Is there a maximum gravity? Lately I visited a 3T NMR machine (subject to a research project). It got me thinking about maxiums. I know the maximum magnetic fields we have observed are quite a lot stronger than that (field strenghts on some stars), and there seems to be a theoretical maximum value for magnetic fields although the exact value can be disputed. 
But, now for the questions: what is the maximum gravity field or value we have observed or possibly calculated? And is there a theoretical maximum?

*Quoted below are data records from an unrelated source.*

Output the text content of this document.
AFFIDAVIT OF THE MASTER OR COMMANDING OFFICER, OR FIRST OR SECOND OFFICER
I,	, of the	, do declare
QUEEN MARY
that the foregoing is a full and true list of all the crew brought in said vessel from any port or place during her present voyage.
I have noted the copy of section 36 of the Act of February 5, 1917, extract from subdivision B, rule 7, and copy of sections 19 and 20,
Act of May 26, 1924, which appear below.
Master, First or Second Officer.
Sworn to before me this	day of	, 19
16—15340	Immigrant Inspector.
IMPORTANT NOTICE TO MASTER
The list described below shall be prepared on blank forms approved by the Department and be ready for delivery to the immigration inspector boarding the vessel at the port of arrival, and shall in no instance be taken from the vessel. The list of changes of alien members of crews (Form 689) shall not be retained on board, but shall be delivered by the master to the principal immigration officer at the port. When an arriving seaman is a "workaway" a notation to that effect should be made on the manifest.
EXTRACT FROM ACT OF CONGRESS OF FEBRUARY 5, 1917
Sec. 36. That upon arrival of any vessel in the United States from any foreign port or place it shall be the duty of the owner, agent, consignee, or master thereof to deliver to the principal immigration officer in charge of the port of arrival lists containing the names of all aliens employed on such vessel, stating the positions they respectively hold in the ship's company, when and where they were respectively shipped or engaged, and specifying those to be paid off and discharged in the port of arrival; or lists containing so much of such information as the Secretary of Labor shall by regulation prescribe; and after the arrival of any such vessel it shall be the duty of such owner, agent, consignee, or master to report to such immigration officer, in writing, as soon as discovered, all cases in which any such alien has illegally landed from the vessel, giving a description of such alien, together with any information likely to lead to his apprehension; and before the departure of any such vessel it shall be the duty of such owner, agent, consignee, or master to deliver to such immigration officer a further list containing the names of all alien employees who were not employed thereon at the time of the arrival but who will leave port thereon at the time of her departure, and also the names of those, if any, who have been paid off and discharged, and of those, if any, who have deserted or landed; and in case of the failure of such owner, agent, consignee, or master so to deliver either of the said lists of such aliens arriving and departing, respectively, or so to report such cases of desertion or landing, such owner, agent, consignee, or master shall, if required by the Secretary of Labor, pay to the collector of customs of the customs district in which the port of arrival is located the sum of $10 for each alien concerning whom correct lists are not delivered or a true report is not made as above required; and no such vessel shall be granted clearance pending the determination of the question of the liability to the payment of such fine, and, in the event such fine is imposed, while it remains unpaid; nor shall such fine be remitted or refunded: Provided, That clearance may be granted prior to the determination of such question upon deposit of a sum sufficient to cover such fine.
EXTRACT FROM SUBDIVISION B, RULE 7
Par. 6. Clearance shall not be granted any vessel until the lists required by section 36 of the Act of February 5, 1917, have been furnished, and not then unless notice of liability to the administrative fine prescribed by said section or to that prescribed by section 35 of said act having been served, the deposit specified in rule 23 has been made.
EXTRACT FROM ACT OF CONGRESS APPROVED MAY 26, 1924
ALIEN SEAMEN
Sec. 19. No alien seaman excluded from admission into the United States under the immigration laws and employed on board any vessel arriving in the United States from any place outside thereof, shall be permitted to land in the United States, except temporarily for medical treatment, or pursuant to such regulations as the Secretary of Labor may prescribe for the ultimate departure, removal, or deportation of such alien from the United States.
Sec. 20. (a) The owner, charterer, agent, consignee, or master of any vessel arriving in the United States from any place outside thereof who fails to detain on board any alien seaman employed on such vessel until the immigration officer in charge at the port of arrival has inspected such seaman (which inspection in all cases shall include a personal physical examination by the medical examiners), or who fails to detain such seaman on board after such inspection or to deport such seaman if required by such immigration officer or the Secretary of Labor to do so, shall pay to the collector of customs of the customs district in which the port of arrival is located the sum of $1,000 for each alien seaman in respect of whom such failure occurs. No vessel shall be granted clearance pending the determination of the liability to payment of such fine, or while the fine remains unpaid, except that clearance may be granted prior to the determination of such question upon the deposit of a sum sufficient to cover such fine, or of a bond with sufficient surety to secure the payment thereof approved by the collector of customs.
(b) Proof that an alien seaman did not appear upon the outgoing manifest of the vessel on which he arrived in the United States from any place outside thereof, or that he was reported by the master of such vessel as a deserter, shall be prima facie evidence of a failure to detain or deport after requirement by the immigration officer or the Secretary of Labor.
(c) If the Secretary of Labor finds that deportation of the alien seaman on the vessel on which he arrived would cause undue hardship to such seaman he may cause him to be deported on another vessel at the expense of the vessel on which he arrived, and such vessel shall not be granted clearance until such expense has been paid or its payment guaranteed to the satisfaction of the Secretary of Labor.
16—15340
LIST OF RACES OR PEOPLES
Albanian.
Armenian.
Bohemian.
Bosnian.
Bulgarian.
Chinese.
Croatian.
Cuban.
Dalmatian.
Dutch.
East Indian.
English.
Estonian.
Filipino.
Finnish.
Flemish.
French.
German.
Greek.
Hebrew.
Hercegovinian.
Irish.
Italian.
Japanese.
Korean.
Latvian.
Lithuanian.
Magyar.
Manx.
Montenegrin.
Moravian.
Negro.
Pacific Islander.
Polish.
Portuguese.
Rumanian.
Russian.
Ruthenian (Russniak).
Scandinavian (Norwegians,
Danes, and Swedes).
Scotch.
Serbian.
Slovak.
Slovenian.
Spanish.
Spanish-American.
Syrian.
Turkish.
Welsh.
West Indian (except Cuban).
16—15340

 A: In general relativity, we don't measure the strength of the gravitational field as an acceleration $g$, the way we would do in Newtonian gravity. The equivalence principle tells us that $g$ can be anything we like, based on the frame of reference we choose. Instead, we measure gravitational fields using measures of curvature. These measures of curvature naturally have units of inverse length squared (in coordinates that have units of length). The strongest curvature that we expect to be describable by classical general relativity is $1/\ell_{Planck}^2$, where $\ell_{Planck}$ is the Planck length.
A: The maximal magnetic (and electric) field is likely set by the Schwinger limit where QED effects become appreciable and pair production starts. The corresponding limit for gravity is when quantum gravity starts mattering. This presumably starts to happen when we approach the Planck scale, for example when the field causes accelerations on the order of the Planck acceleration $5.560\cdot 10^{51}$ m/s$^2$.
These limits do not mean there cannot be stronger fields, just that very different kinds of physics will be going on.